Müller: Ich habe als Schüler meines Vaters zunächst viele Jahre lang Trompete gespielt. Erst während des Studiums habe ich den Instrumentenwechsel vollzogen und ihn bis heute nie bereut.
Was schätzen Sie bis heute an der Tuba?
Müller: Die Tuba ist ein allgemein sehr unterschätztes Instrument, da sie viel beweglicher ist als angenommen. Sie hat einen sehr großen Tonumfang und vor allem kann man auf ihr wunderbar warme und weiche Klangfarben zeichnen.
Sie sind in der aktuellen Saison häufig auch bei den Kammerkonzerten vertreten. Wie wichtig sind Ihnen solche Auftritte in kleinerer Besetzung?
Müller: Sie sind mir sehr wichtig. In der Arbeit des Orchesters hat die Tuba leider oftmals sehr wenig zu spielen und man verbringt viel Probenzeit mit Pausenzählen. Dennoch muss man sich für den dann kommenden Einsatz fit halten. Dies gelingt mir durch den hohen Anspruch, der bei der Kammermusik an mich gestellt wird. Außerdem kann man im Gegensatz zum Orchesterdienst viel mehr selbst gestalten.
Als Trio Euphony haben Sie jüngst zusammen mit der Sopranistin Elena Fink und der Harfenistin Manuela Randlinger-Bilz die erste CD herausgebracht. Beim zweiten Kammerkonzert dieser Saison wiederum treffen Blechbläser-Klänge auf Orgel-Töne. Auch das Melton Tuba Quartett ist schon von seiner Besetzung her etwas Besonderes. Haben Sie einen Hang zu exotischen Konstellationen?
Müller: Ich glaube einfach, dass in der Tuba viel mehr steckt, als ihr nachgesagt wird. Und ich empfinde es als eine besondere Herausforderung, neue Klangbilder und -welten zu erproben. Auch für die Zuhörer ist es doch sehr reizvoll, in heutigen Zeiten noch mit Neuem positiv überrascht zu werden.
Beim Sinfoniekonzert am 16. und 17. Dezember spielen Sie zum ersten Mal in Wuppertal John D. Stevens Stück „Grand Concerto 4 Tubas“. Was erwartet die Zuhörer?
Müller: Ich kann unserem Publikum ein abwechslungsreiches und unter die Haut gehendes Klangerlebnis versprechen. Es sind vier sehr unterschiedliche Sätze, in denen sich schnelle, virtuose Passagen mit wunderbaren Balladen-Klängen abwechseln.

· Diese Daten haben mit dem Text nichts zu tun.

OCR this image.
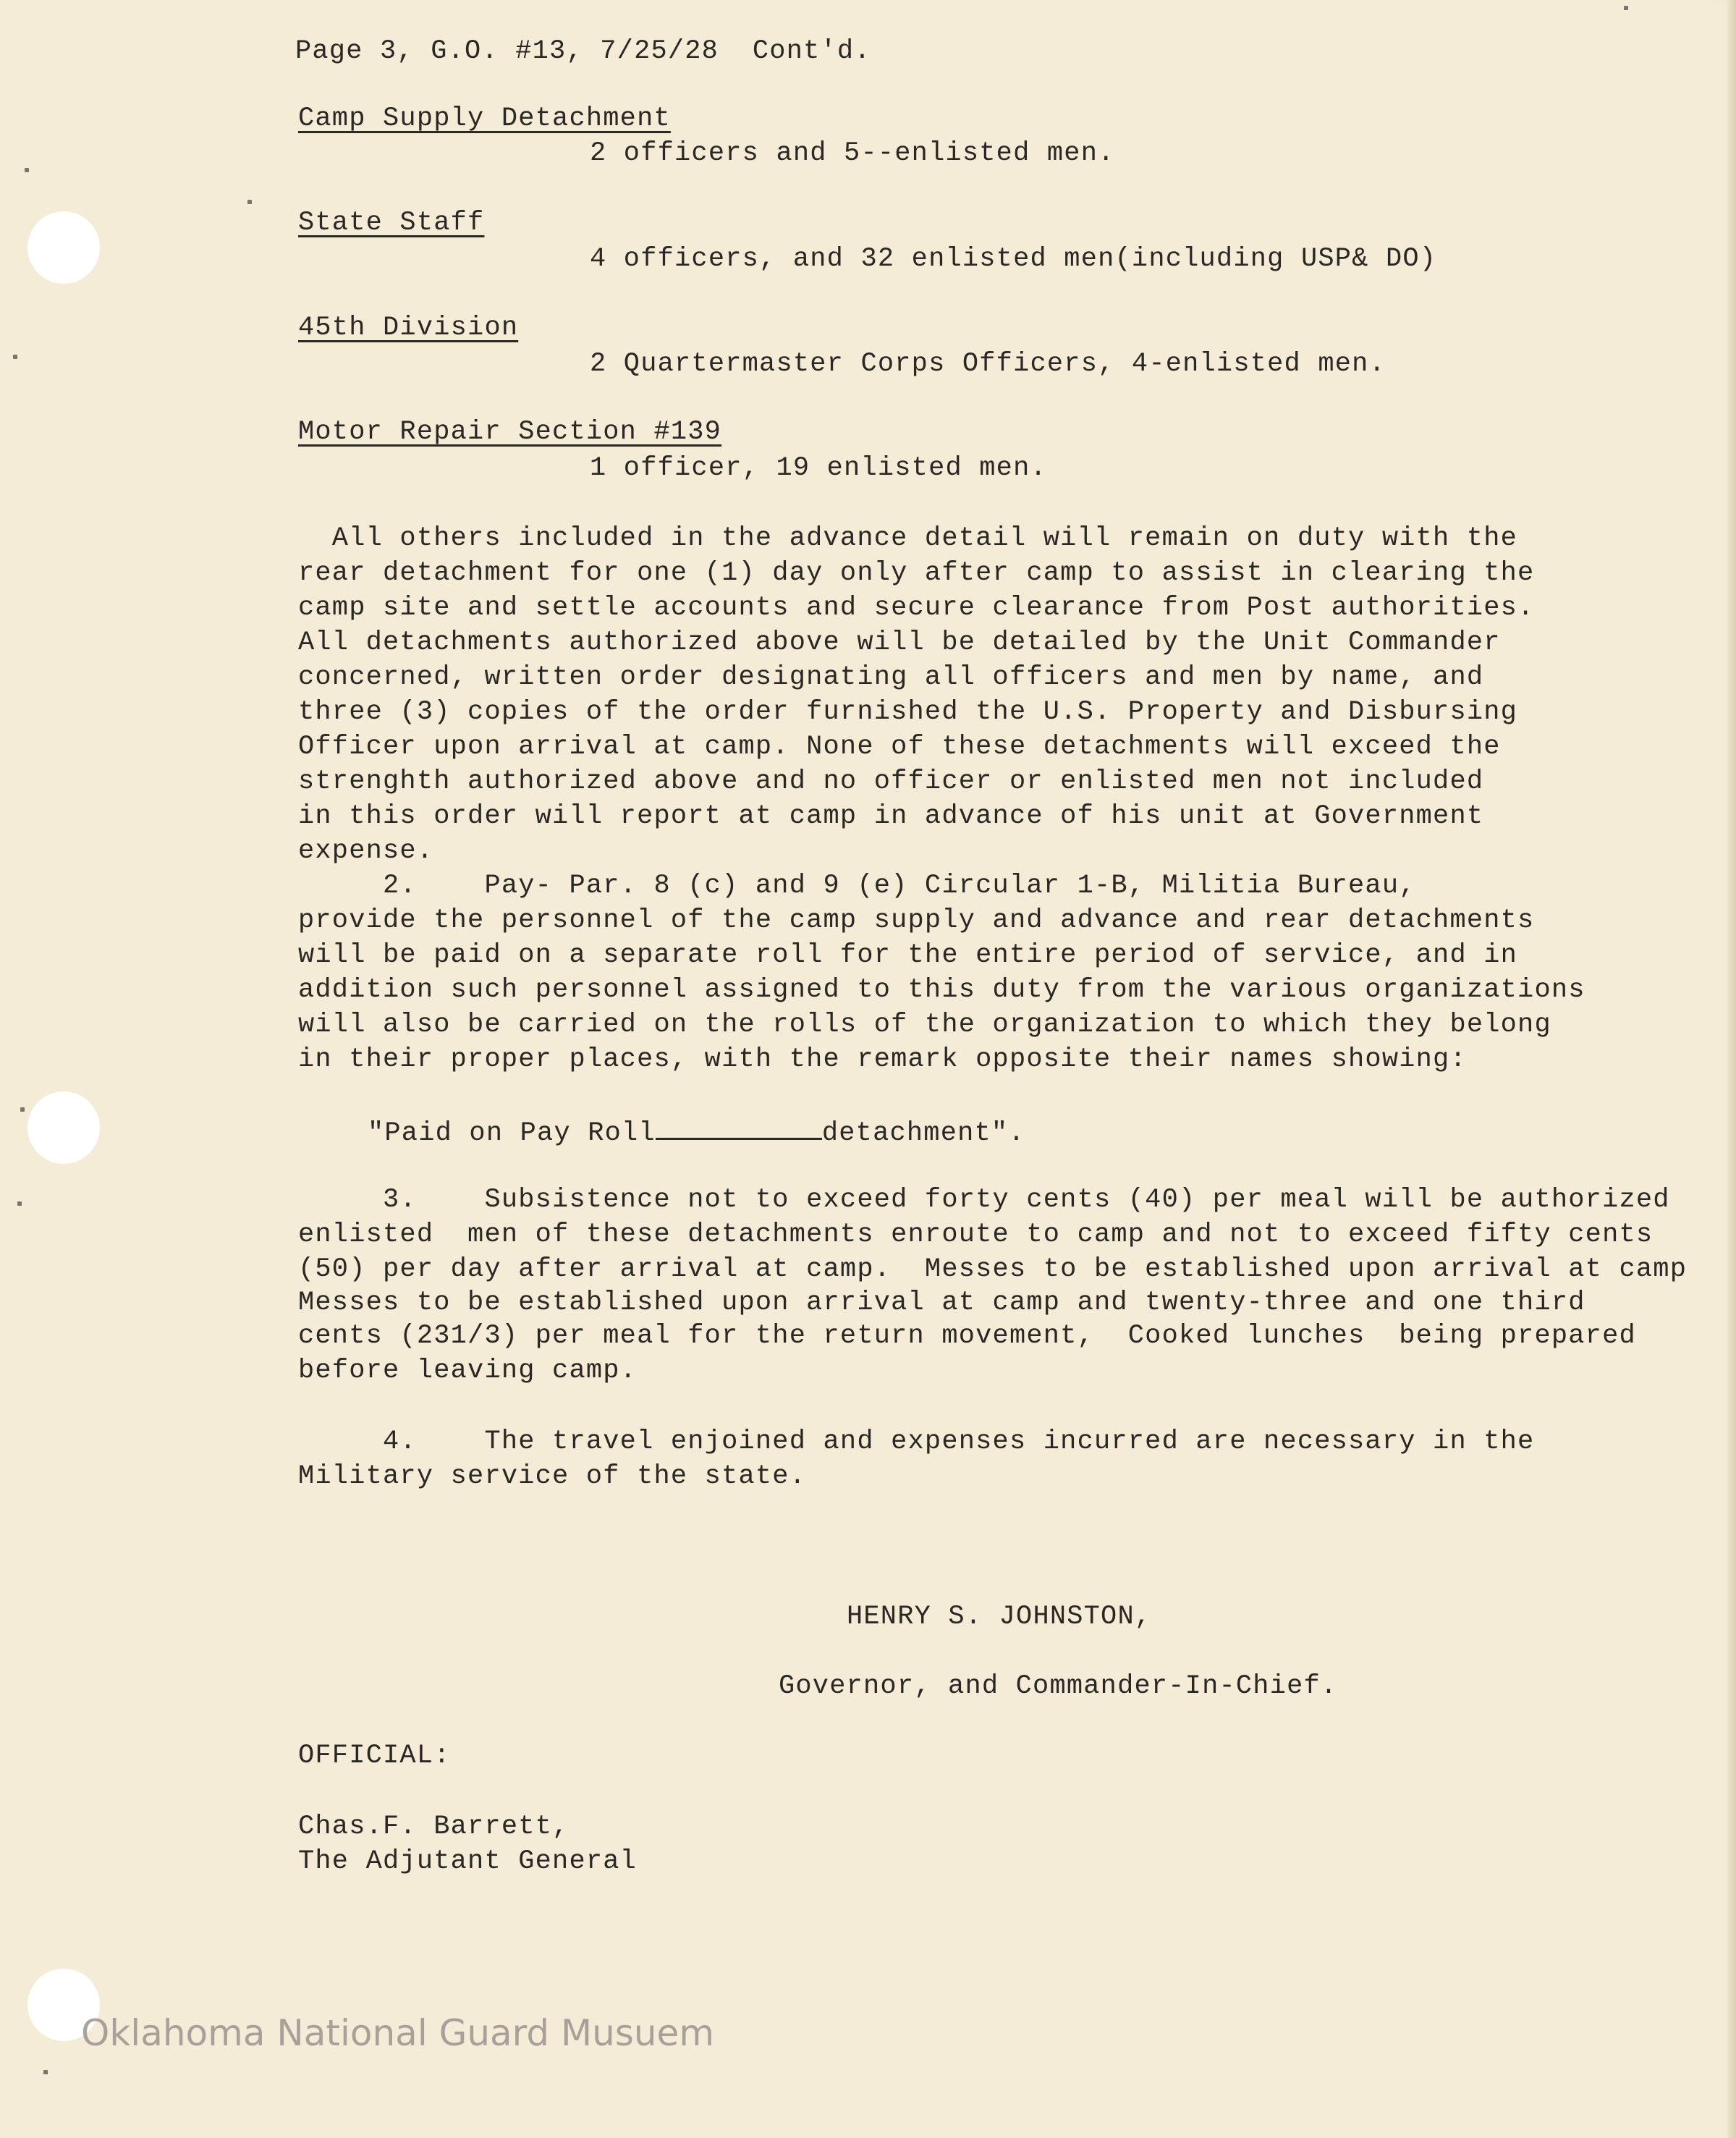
Page 3, G.O. #13, 7/25/28  Cont'd.
Camp Supply Detachment
2 officers and 5--enlisted men.
State Staff
4 officers, and 32 enlisted men(including USP& DO)
45th Division
2 Quartermaster Corps Officers, 4-enlisted men.
Motor Repair Section #139
1 officer, 19 enlisted men.
All others included in the advance detail will remain on duty with the
rear detachment for one (1) day only after camp to assist in clearing the
camp site and settle accounts and secure clearance from Post authorities.
All detachments authorized above will be detailed by the Unit Commander
concerned, written order designating all officers and men by name, and
three (3) copies of the order furnished the U.S. Property and Disbursing
Officer upon arrival at camp. None of these detachments will exceed the
strenghth authorized above and no officer or enlisted men not included
in this order will report at camp in advance of his unit at Government
expense.
2.    Pay- Par. 8 (c) and 9 (e) Circular 1-B, Militia Bureau,
provide the personnel of the camp supply and advance and rear detachments
will be paid on a separate roll for the entire period of service, and in
addition such personnel assigned to this duty from the various organizations
will also be carried on the rolls of the organization to which they belong
in their proper places, with the remark opposite their names showing:
"Paid on Pay Roll	detachment".
3.    Subsistence not to exceed forty cents (40) per meal will be authorized
enlisted  men of these detachments enroute to camp and not to exceed fifty cents
(50) per day after arrival at camp.  Messes to be established upon arrival at camp
Messes to be established upon arrival at camp and twenty-three and one third
cents (231/3) per meal for the return movement,  Cooked lunches  being prepared
before leaving camp.
4.    The travel enjoined and expenses incurred are necessary in the
Military service of the state.
HENRY S. JOHNSTON,
Governor, and Commander-In-Chief.
OFFICIAL:
Chas.F. Barrett,
The Adjutant General
Oklahoma National Guard Musuem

Die Musik ist rein tonal geschrieben und man hört die Prägung des Komponisten durch Gershwin, Bernstein und Copland. In der Akustik der Wuppertaler Stadthalle wird sich eine wunderbare Klangwelt ergeben.
Können Sie in Ihrer Freizeit überhaupt noch Musik hören? Oder anders gefragt: Wenn Sie mal nicht im Konzertsaal stehen — was hören Sie dann am liebsten?
Müller: In der Tat höre ich zu Hause recht wenig Musik. Unfreiwillig höre ich natürlich die Musik meiner Kinder und wenn ich selbst Musik auflege, höre ich gerne ruhigen Jazz oder entspannende brasilianische Musik.